Short Extract from SANTA'S CHRISTMAS EVE BLUES
07 December 2012
This week sees the release of the re-vamped, supersized, The Night Santa Got The Blues redux, SANTA'S CHRISTMAS EVE BLUES. In this short extract, Henry F Potter, President of the Board of The Big Fat Father Christmas Corporation, tries to impress upon his colleagues the grave danger of the situation, and the fact that there is a real possilibity of Christmas not taking place at all.
Half an hour later Henry F Potter was presiding over a full board meeting of The Big Fat Father Christmas Corporation. Many of the executives had been indifferent about being summonsed to work at this late hour on Christmas Eve, but Potter had made sure that Miss Kublik had impressed upon each of them the extreme urgency of the matter.
‘We must find a way to get him to deliver the presents!’ cried Potter, slamming his fist onto the table. The smile of affable curiosity from earlier had completely vanished. Once again Potter was the hard-nosed businessman who had once managed to sell rainwater to Scotland. ‘Christmas has to happen or shares in this company will collapse overnight. It’ll make Jurassic Park look like a teddy bear’s picnic in a Girl Scout factory.’
Even though Potter could be a little strange sometimes, and many of the things he said did not actually make any sense, everyone still knew what he meant.
‘Why don’t we get someone else to do it?’ chirped a small round woman from the far end of the table.
There was a sudden hushed silence round the table, and everyone looked at the small round woman who had dared to speak. Potter did not like it when someone other than him spoke at a board meeting, and a couple of senior executives glanced at him nervously, waiting for the eruption.

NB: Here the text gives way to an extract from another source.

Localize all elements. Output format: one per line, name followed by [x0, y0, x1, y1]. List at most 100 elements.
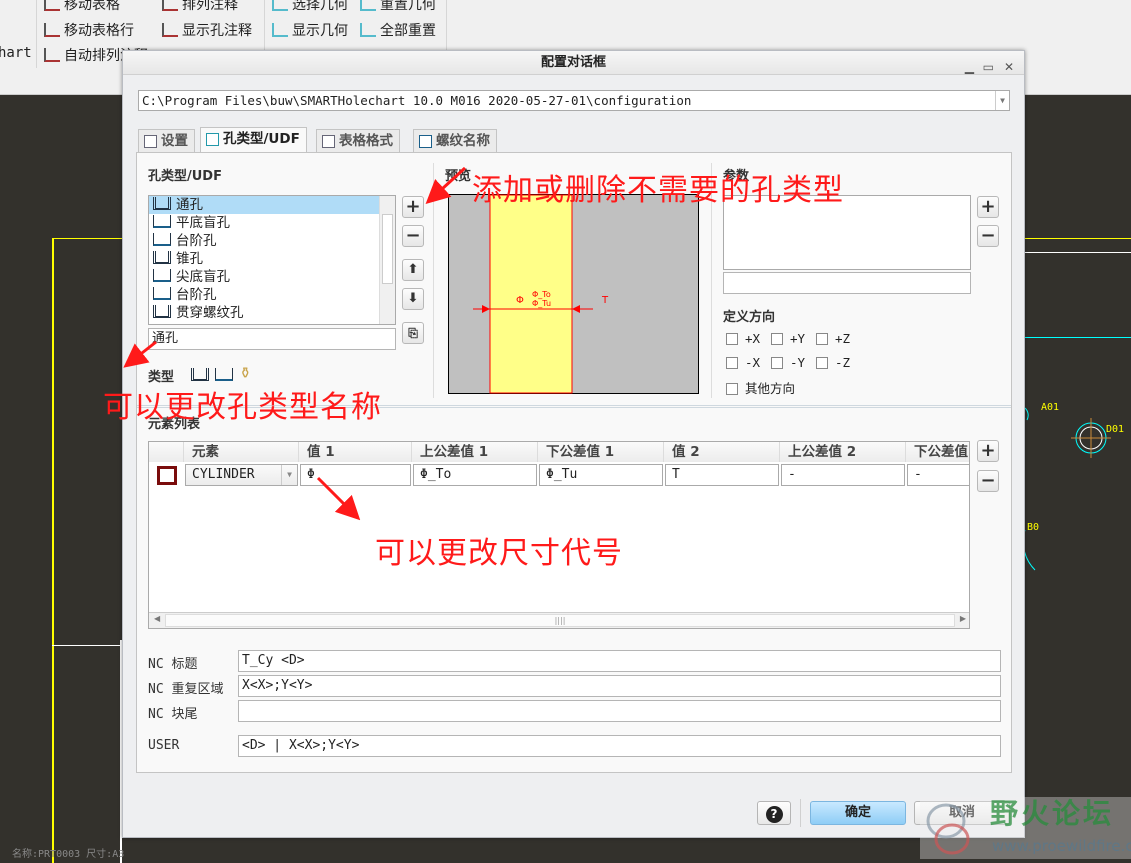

‘Because,’ began Potter slowly, keeping his temper in check, ‘Santa has to deliver sixteen billion presents to approximately one billion homes in a very short period of time. Do you know how he does that?’
‘No,’ said the small round woman, timidly shaking her head.
‘Well,’ said Potter imperiously, ‘neither do I. Nobody does. It’s magic, Santa’s special magic, and he’s the only one who can do it. Of course, we have scientists working on the technology, but they’re decades away from a breakthrough. Decades. We need answers, people, or this company is going to sink faster than the Titanic in a bowl of custard. We’re in permanent danger of losing the Christmas franchise to Disney, or the Chinese even, and this will be the catalyst to tip us over the edge. Now, I know there’s usually little point in any of you speaking when I’m in the room, but it’s time to throw the pigskin into the bushes and set fire to the envelope. We need ideas and we need them in the next ten seconds.’
‘Perhaps,’ said a strange little man with dimples on his nose, ‘we could ask Mrs. Claus to have a word with him.’
Potter sat back, his hands clasped on his big, fat belly, a belly engorged on mince pies, pumpkin doughnuts and mulled wine, as he regarded the strange little man with dimples on his nose for some time.
‘Mrs. Claus,’ he said eventually. ‘Might work. Might work.’
The strange little man relaxed and sat back, hoping that his idea might be the one that helped save Christmas.
So it was that shortly afterwards, Mrs. Claus was flown by helicopter to Manhattan from her retirement home in Saratoga.